A Fair Trade on Drugs

The creator of The Wire recently told U.S. Attorney General Eric Holder that he'd give him another season of the HBO show for an end to the war on drugs. Sound like a deal?

 
A scene from HBO's "The Wire."

A recent report issued by the Global Commission on Drug Policy -- a 19-member panel including former U.N. Secretary-General Kofi Annan, former U.S. Secretary of State George Shultz and leaders from Mexico, Colombia and Brazil -- was ever critical of America's drug policy, the so-called war declared years ago by President Ronald Reagan.
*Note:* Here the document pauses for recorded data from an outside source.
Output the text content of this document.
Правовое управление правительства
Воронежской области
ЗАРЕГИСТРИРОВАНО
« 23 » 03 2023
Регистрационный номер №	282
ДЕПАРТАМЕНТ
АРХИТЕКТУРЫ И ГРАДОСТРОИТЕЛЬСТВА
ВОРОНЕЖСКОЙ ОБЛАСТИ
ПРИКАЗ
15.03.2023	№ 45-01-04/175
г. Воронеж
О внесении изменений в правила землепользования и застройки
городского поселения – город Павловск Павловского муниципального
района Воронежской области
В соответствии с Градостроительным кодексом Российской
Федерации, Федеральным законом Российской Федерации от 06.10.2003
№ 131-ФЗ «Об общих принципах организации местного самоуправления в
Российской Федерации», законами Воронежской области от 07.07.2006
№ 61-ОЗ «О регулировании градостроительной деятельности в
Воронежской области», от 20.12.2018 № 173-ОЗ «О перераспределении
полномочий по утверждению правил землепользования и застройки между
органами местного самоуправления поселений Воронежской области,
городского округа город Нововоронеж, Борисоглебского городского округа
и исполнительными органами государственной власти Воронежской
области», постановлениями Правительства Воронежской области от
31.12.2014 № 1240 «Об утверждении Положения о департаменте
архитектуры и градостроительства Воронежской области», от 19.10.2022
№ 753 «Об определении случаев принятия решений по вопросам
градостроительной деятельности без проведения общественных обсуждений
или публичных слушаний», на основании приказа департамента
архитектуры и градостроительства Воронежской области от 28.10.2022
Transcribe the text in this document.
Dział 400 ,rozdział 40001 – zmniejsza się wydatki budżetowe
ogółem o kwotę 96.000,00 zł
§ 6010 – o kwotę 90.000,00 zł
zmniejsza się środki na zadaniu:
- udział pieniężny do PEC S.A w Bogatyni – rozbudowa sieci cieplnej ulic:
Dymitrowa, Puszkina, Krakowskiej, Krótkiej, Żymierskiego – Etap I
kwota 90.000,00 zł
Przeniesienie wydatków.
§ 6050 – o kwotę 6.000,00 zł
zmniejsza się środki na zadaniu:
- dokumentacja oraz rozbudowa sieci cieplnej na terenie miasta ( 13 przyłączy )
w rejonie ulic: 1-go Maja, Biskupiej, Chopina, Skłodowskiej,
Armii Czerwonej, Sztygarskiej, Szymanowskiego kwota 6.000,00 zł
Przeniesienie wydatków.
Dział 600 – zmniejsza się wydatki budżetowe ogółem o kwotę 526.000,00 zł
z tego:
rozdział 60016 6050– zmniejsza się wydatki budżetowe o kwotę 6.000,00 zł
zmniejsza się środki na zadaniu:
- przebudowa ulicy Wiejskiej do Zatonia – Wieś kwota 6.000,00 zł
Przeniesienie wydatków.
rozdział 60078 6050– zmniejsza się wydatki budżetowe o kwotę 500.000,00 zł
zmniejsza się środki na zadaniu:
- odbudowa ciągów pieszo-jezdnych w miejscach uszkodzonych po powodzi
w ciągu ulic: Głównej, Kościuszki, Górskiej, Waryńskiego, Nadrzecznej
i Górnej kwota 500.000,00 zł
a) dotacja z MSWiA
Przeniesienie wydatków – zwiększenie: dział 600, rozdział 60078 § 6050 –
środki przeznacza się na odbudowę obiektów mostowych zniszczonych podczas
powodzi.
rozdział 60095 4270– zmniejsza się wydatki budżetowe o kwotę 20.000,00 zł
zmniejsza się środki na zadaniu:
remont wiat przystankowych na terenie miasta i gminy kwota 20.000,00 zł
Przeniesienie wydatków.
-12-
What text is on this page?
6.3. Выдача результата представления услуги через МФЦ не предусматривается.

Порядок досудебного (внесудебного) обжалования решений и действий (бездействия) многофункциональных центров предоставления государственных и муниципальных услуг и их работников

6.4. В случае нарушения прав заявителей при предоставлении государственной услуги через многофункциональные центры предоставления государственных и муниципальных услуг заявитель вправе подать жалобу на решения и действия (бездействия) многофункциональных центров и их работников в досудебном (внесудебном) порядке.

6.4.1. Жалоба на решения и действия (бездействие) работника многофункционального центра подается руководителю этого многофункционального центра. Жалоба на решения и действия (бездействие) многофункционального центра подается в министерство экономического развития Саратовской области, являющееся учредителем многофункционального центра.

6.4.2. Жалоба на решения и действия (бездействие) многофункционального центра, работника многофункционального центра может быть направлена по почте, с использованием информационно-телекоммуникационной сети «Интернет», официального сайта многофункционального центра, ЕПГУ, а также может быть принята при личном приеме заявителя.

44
According to the report: "Political leaders and public figures should have the courage to articulate publicly what many of them acknowledge privately: that the evidence overwhelmingly demonstrates that repressive strategies will not solve the drug problem, and that the war on drugs has not, and cannot, be won." The panel also suggested that America "abandon anti-crime approaches to drug policy and adopt strategies rooted in healthcare and human rights."

This is exactly the message The Wire was trying to convey to the public, albeit in a more dramatic and entertaining fashion. Sure, the subplots and relationships were intriguing, and who didn't love to see Omar run up on the local dealers and take them for everything they were worth?

But the greater achievement of Simon and Burns was the dramatizing of the very real effects of the war on drugs on the community, police department, politicians, justice system, schools, addicts, dealers, newspapers, wives, children and everyone else in between. No one was pure. Even the characters with the best intentions got caught up in the cycle of corruption, hope and disappointment.

The Wire was a huge mirror, reflecting a society eating itself alive and destroying anyone who dared question, "Why?" The answers were never easy, and nothing was ever "solved" in the way that a standard crime procedural, like Law & Order or CSI, might like to tie a neat bow on a perfectly wrapped package. Instead, The Wire spent its time, as Stringer Bell said to Maj. Bunny Colvin in one of the show's more poignant and tense moments, "trying to make sense of this game," and leaving its audience with more questions and a strong sense that justice was not being served.

Holder, as a fan of the show, is aware of this, but as the nation's highest prosecutor, he is charged with upholding and continuing the war on drugs so long as the politicians and public-at-large demand it. Simon is calling him out. If the attorney general wants another 10 to 12 episodes, all he has to provide in exchange is an end to this failure of a drug policy.

There's nothing fuzzy about that math.